Bereits seit fast zwei Monaten protestieren indianische Einwohner aus der Anden- sowie der Amazonasregion gegen die Art und Weise, wie der Staat und Unternehmen in die Ausbeutung von Rohstoffen investieren wollen. Dabei wurden in den vergangenen zwei Monaten auch Straßen blockiert, u.a. nach Bagua.

Am Freitag kam es nun – nach 54 Tagen friedlichem Protest – zu einer Eskalation. Nach offiziellen Berichten hätten Indianer die Sicherheitskräfte zuerst angegriffen. Allerdings gibt es viele Quellen die bezeugen, dass zunächst aus Polizeihubschraubern Schüsse (auf Leute!) und Tränengasgranaten abgefeuert wurden. Zwei Belgier, die sich als Voluntäre einer NGO gerade in Bagua aufhielten, haben die Sache beobachtet und durch entsprechende Fotos dokumentiert. Ich habe mir auch eine ganze Reihe von Filmdokumentationen auf Youtube angesehen und war von der Brutalität der Vörgänge schockiert.

Gegen Alberto Pizango, den Vorsitzenden der Indianerorganisation AIDESEP und Verhandlungsführer der indianischen Seite (der sich zum Zeitpunkt der Ereignisse in Lima aufhielt), wurde inzwischen ein Haftbefehl wegen Rebellion und Konspiration erlassen. Am Montag, den 8. Juli ist er in die nicaraguanische Botschaft in Lima geflüchtet, wo er politisches Asyl beantragt hat. Dies wurde ihm von der nicaraguanischen Regierung inzwischen gewährt.

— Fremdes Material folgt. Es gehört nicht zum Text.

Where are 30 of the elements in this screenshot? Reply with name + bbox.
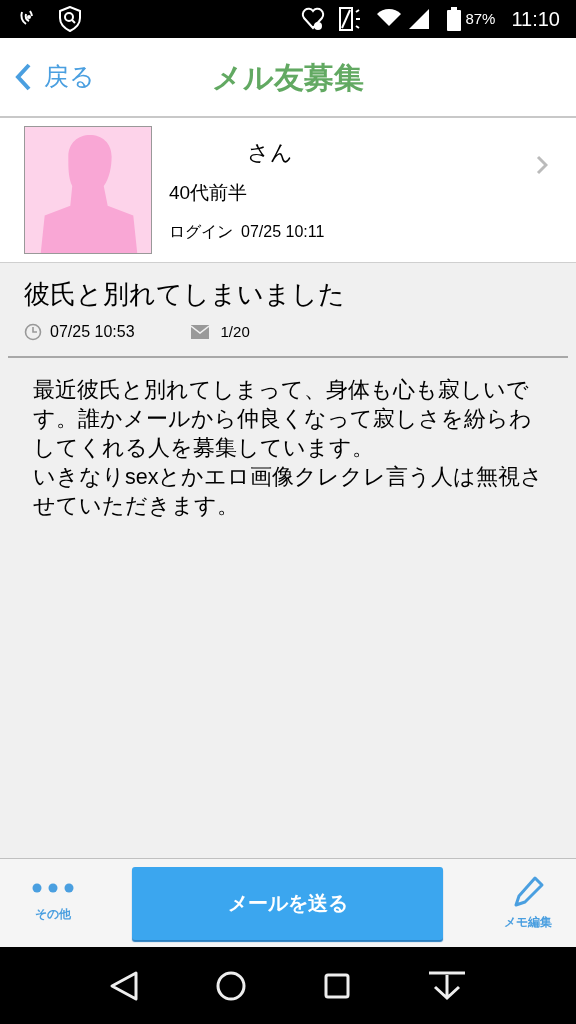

Bereits schon am 5. Juli haben CONEP (Das nationale evangelische Konzil von Peru) und FAIENAP (Dachverband der Evangelischen Indianerkirchen) eine gemeinsame Erklärung zu den Ereignissen in Bagua herausgegeben. Seit gestern Abend ist ein Team von FAIENAP vor Ort, um sich direkt über die Vorgänge zu informieren, sowie Betroffenen – soweit wie möglich – zu helfen.

Die Indianerorganisationen haben ab heute für das gesamte Amazonasgebiet zu einem unbefristeten Generalstreik aufgerufen. Außerdem soll in Lima eine Demonstration vor dem Regierungspalast stattfinden.